In production, a host typically manages several server connections. Here is the pattern for a host that aggregates tools from multiple servers:

import { Client } from '@modelcontextprotocol/sdk/client/index.js';
import { StdioClientTransport } from '@modelcontextprotocol/sdk/client/stdio.js';

async function createHostClient(name, command, args) {
  const client = new Client(
    { name: `host-${name}`, version: '1.0.0' },
    { capabilities: {} }
  );
  const transport = new StdioClientTransport({ command, args });
  await client.connect(transport);
  return client;
}

// Create one client per server
const clients = {
  database: await createHostClient('database', 'node', ['servers/db-server.js']),
  filesystem: await createHostClient('filesystem', 'node', ['servers/fs-server.js']),
  calendar: await createHostClient('calendar', 'node', ['servers/calendar-server.js']),
};

// Aggregate all tools for the LLM
const allTools = [];
for (const [name, client] of Object.entries(clients)) {
  const { tools } = await client.listTools();
  allTools.push(...tools.map(t => ({ ...t, _server: name })));
}

console.log(`Total tools available: ${allTools.length}`);
// When the LLM decides to call a tool, you route it to the correct client
// based on the _server tag (or by name convention).

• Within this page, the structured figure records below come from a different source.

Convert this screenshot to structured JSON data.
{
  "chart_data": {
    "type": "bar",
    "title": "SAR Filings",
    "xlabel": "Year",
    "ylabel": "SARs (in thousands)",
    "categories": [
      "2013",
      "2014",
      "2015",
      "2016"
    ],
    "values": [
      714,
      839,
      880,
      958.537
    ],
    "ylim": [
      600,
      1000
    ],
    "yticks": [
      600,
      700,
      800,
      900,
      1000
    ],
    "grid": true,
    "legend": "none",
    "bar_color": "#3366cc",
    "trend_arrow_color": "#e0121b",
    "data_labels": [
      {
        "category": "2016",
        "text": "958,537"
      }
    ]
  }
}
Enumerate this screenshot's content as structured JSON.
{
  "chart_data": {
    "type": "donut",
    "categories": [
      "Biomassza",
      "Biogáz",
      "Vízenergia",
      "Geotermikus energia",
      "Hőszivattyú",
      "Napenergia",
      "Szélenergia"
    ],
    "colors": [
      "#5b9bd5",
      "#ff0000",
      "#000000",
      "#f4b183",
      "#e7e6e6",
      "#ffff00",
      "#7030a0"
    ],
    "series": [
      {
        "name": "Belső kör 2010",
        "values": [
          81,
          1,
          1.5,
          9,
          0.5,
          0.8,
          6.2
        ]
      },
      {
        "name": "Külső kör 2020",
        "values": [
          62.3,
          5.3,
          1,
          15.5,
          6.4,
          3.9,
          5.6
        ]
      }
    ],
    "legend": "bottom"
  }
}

“Clients maintain 1:1 connections with servers, while hosts may run multiple client instances simultaneously.” – MCP Specification, Architecture Overview

What to Check Right Now

  • Map your existing AI integrations to the three roles – for any LLM feature you currently maintain, ask: what is the host, what are the servers, where are the clients? This makes the MCP fit (or gap) immediately visible.
  • Install the MCP SDK – run npm install @modelcontextprotocol/sdk zod in a scratch project. The SDK is the only dependency you need to build your first server (next lesson).
  • Read the architecture pagemodelcontextprotocol.io/docs/concepts/architecture has the official diagrams. Having the spec’s own diagrams alongside this lesson’s code is useful.
  • Note the security boundary – in any architecture where you have a host managing multiple clients, think carefully about what each server is allowed to do. The host is the security boundary; it should not grant servers more access than they need.